Performance & releases (high level)
- The project reports substantial improvements across page- and element-level metrics on OmniDocBench (v1.5) and related benchmarks. Dolphin-v2 is reported to reach high overall parsing scores compared to earlier Dolphin versions.
- Changelog highlights: model/code release and demo in May 2025, vLLM and TensorRT-LLM support added June 2025, and Dolphin-v2 released in December 2025.
Usage & integration
- Clone the repo, install requirements, and download pretrained weights (Hugging Face model card provided).
- Example scripts: demo_page.py, demo_layout.py, demo_element.py for different parsing granularities; CLI examples are provided in the repository.

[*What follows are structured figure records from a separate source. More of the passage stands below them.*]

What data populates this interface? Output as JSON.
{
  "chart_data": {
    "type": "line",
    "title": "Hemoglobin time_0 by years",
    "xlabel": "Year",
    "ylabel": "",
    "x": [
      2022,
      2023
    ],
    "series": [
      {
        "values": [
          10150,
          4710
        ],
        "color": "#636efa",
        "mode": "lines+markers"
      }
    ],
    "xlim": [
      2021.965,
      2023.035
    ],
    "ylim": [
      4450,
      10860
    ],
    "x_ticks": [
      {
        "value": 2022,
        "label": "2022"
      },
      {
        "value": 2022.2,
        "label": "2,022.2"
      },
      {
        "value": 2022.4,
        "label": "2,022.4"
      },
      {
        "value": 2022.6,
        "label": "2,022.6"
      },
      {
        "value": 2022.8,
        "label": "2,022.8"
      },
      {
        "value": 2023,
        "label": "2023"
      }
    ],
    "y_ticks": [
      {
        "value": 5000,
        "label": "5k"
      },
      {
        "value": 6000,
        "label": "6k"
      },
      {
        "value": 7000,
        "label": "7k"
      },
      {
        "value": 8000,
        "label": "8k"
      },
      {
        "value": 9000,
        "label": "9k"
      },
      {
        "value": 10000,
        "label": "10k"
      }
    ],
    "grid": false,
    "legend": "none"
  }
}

- Deployment: example integration with vLLM and TensorRT-LLM for production/inference speedups.
Target applications
- Document OCR and understanding, automated information extraction from reports/forms/research papers, table and formula parsing, digital archive structuring, and any downstream NLP/knowledge extraction pipelines that require structured representations of document pages.
Notes
- The repository bundles code, pretrained models (Hugging Face), demo data and README guides. Community contributions such as edge-case reports are invited via issues.
(Information summarized from the project's GitHub README and changelog maintained in the repository.)